The Leblon Offices is a sustainable structure incorporating generous natural light, and a unique composition of concrete, glass, and innovative vertical gardens. The commercial office building in the Leblon neighborhood of Rio de Janeiro houses the new international headquarters for one of Brazil’s leading alternative investment and asset management firms. The structure consists primarily of private interior courtyards, open office spaces and a series of terraces that create a direct connection with the urban artery of Bartolomeu Mitre Avenue.

The building contains seven floors above ground for a total height of 25 meters with a leasable floor area of 6,500 s.m. A spacious lobby anchors the building to the streetscape, and three subterranean floors provide additional leasable space and private parking.

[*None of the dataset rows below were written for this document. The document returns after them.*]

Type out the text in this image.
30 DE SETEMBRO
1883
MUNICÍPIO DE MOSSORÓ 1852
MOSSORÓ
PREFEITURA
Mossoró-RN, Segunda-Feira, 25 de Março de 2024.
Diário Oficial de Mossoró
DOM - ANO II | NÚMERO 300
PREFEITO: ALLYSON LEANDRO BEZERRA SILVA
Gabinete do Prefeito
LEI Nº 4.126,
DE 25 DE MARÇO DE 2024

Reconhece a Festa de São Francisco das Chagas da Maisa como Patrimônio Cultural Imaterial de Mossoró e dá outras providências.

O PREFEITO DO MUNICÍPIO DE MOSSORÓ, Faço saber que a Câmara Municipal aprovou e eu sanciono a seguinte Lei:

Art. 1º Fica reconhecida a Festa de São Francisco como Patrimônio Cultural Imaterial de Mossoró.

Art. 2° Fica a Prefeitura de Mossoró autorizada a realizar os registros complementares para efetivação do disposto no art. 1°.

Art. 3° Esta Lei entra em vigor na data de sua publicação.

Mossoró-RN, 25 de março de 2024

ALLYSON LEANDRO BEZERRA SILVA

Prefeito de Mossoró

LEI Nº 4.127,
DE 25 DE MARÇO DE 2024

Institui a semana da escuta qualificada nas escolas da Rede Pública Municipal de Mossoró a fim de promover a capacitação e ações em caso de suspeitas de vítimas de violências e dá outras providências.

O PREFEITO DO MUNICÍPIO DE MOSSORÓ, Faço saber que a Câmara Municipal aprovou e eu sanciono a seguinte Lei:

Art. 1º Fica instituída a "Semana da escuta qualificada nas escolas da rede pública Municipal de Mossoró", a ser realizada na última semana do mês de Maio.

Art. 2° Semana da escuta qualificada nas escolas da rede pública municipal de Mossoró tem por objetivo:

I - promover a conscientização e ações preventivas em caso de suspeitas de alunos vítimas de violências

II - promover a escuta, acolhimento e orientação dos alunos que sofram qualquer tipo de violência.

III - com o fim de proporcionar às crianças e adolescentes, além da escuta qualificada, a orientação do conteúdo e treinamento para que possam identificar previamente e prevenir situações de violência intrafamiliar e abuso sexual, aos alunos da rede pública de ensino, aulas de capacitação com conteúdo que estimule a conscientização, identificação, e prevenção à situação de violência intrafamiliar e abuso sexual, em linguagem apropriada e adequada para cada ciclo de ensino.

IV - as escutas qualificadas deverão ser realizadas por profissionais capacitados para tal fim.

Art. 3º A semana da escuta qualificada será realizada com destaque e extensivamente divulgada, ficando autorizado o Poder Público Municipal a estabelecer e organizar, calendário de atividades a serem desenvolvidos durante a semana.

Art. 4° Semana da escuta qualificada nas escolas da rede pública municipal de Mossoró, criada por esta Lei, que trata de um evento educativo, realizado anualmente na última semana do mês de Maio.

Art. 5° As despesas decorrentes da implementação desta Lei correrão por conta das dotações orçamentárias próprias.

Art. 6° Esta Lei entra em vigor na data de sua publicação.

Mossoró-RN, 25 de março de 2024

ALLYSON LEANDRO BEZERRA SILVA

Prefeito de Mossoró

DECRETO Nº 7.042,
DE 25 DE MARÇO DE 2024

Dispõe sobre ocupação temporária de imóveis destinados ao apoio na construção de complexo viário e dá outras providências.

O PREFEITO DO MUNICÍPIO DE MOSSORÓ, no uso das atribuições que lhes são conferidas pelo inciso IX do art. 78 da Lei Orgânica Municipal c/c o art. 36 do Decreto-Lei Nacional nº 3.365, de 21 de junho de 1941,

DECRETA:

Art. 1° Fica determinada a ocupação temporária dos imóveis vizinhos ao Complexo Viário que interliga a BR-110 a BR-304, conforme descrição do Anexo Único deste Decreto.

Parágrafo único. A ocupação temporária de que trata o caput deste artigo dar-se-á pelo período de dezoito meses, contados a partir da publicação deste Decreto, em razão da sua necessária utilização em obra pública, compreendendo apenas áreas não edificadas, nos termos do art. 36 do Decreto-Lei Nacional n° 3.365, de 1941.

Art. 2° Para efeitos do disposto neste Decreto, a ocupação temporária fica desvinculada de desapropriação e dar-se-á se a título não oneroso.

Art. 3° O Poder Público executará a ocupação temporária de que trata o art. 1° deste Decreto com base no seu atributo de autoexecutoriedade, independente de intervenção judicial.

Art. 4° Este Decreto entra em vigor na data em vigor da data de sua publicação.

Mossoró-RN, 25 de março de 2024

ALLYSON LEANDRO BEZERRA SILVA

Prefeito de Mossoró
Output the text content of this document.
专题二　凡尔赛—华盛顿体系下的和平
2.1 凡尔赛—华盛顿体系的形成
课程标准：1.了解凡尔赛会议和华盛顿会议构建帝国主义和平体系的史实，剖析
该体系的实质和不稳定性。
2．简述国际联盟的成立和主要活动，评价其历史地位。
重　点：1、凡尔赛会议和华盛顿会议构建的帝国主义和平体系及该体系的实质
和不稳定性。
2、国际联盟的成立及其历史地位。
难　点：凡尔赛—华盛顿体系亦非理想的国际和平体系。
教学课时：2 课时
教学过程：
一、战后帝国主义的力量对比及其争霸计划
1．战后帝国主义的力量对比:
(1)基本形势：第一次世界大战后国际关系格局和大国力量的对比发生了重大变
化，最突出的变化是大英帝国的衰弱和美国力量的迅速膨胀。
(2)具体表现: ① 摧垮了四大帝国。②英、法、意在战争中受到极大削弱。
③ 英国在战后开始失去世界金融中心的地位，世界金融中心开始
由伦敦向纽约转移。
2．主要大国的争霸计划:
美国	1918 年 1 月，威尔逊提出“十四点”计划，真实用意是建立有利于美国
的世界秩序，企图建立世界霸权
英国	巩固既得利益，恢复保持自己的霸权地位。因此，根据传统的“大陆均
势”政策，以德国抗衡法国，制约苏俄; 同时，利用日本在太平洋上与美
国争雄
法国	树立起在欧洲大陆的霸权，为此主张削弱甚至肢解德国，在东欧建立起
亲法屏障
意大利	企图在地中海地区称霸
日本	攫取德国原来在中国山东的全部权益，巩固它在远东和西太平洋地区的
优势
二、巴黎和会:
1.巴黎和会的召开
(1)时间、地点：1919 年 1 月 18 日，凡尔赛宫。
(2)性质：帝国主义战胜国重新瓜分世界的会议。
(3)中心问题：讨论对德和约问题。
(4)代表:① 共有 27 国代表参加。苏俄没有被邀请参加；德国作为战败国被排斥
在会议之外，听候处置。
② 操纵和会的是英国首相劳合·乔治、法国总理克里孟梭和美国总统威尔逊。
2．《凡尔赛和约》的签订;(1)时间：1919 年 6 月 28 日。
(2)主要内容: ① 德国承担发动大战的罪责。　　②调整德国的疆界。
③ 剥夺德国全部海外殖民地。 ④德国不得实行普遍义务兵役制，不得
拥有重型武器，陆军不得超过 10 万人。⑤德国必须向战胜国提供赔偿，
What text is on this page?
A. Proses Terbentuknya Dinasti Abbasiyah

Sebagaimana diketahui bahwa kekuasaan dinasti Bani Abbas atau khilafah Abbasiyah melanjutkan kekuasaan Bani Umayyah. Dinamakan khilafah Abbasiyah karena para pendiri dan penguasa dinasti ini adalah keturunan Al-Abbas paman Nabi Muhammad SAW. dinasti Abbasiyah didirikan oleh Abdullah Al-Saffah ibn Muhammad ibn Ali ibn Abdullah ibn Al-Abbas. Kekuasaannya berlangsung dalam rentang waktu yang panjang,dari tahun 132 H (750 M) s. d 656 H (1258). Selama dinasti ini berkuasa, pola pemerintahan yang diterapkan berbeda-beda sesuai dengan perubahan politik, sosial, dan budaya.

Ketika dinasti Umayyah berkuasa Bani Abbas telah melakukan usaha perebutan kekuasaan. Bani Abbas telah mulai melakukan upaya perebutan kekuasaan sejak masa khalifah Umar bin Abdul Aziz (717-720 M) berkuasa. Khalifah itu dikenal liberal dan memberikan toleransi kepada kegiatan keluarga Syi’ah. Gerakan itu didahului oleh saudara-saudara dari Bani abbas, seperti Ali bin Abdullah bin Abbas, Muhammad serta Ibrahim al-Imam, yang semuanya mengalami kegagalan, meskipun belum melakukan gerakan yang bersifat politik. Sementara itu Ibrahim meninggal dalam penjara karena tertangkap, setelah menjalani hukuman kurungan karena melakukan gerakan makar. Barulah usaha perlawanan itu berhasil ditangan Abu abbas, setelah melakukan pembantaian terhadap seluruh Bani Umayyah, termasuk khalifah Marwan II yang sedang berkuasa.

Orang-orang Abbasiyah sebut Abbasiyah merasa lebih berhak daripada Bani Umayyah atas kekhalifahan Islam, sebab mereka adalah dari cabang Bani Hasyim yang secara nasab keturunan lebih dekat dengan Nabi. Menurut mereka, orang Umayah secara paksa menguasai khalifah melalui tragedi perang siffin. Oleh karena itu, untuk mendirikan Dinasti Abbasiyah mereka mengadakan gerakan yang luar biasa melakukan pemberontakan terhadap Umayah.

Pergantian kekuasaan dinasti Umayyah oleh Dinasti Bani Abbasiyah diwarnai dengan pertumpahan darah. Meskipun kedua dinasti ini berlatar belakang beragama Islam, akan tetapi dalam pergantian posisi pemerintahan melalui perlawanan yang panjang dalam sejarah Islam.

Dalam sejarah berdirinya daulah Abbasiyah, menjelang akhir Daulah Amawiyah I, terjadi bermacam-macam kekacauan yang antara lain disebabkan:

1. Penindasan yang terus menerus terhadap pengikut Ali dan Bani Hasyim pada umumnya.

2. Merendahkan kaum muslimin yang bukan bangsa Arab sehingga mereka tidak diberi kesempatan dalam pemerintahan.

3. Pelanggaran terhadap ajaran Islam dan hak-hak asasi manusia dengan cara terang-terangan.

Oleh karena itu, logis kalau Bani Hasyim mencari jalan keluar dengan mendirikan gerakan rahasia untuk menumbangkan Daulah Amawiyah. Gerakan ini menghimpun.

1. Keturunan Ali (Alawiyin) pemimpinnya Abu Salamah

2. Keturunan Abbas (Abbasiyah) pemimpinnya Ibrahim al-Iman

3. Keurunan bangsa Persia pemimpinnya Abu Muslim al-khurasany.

The office volume, with its refined, formal vocabulary, reflects the distinct orientation of the site while addressing issues of sustainability, maximum efficiency, and flexibility. The entire building is recessed from the urban frontage and shielded by a carefully composed set of louvers along the western elevation designed for both maximum sun shading and privacy. The design of the Leblon Offices does not contextualize itself with its material palette, but rather through its articulation and layering of the primary façade with a screen. This enables the building to recede from the city while maintaining a street front. It offers its inhabitants the desired privacy and protection from the sun while maintaining a visual connection to the street and the sense of transparency.

The eastern section of the building is spaced apart from its neighbors to create internal courtyards and provide natural lighting on two exposures for all office spaces. Generous vertical gardens tie these open-air atriums into the exposed concrete core of the building.

The entire project straddles between the refined precision of a white aluminum-and-glass free-plan office, and the roughness of concrete and the vegetation within the courtyards. The firm’s design role was to bring to life a vision for a successful, high-end office space with a project that aspires to become a significant architectural contribution to Rio de Janeiro, respecting Brazil’s rich architectural heritage while simultaneously challenging preconceived notions of indoor and outdoor spaces, and the relationship between the building and the city of Rio de Janeiro.